In 1906, he married the non-Jewish Marie Katharina Wilhelmine Hasenstab in Nuremberg and they moved to Berlin. Their son Manfred was born there on 19 September 1908. 
Gustav Amigo set up his own business with a vending machine shop in Ritterstraße, around 1920 he developed a film camera for a 38 mm film in a wooden housing, later he shifted his focus to the production of loudspeakers. He presented the Amigo-Horn funnel loudspeaker at the 1926 radio exhibition.
His company moved to Fürstenstraße 3, and he lived with his family first in Brandenburgstraße (now Lobeckstraße) and from 1933 in Dahlem in the house at Bitterstraße 3a, which he also owned. 

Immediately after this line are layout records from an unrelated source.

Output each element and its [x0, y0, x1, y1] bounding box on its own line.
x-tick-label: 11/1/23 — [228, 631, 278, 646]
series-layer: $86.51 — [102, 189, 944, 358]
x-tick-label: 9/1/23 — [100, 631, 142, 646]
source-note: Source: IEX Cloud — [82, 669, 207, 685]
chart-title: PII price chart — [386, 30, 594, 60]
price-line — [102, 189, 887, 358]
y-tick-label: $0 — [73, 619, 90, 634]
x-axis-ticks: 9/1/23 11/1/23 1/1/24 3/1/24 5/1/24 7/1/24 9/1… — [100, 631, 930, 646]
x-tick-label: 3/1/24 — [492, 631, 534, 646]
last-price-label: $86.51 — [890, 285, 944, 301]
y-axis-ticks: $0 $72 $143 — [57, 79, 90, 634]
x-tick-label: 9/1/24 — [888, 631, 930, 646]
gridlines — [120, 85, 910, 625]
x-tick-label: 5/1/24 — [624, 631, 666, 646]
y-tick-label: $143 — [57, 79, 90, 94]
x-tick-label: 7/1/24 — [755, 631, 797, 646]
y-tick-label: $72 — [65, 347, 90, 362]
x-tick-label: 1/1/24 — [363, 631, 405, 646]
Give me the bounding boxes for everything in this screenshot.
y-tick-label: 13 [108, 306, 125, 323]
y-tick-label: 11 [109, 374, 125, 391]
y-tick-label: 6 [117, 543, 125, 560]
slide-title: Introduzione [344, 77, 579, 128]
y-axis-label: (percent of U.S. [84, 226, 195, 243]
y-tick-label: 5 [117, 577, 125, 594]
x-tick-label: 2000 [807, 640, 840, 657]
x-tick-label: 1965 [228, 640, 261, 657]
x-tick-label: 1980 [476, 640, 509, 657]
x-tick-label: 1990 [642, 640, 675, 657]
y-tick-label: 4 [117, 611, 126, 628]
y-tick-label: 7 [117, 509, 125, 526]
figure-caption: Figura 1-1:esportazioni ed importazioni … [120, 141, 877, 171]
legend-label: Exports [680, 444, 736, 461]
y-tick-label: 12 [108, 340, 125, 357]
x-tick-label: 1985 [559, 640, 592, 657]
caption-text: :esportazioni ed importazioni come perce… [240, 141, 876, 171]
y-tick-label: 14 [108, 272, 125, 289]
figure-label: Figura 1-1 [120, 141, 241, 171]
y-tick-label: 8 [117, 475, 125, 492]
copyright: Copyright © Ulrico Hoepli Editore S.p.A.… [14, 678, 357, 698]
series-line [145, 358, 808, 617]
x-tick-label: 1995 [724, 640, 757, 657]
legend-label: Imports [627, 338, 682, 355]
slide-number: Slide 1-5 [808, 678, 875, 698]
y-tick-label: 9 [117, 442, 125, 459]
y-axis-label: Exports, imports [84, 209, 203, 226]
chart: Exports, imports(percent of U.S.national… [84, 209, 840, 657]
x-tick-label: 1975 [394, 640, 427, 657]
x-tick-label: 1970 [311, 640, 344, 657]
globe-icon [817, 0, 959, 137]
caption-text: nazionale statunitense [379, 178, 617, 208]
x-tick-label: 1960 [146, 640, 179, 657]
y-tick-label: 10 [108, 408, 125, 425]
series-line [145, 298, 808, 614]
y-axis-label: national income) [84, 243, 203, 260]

His son Manfred traded in car accessories and officially took over the business at the end of the 1930s, but Gustav Amigo came to the factory every day by train from Dahlem, hung his coat with the Jewish star in the wardrobe and went about his projects. During the Second World War, the company had around 20 employees and manufactured metal parts essential to the war effort as a supplier for Siemens and Askania. 
Gustav Amigo was arrested in the summer of 1942, interned in the Wuhlheide labour education camp and shot on 18 August 1942. 
His widow and son emigrated to England.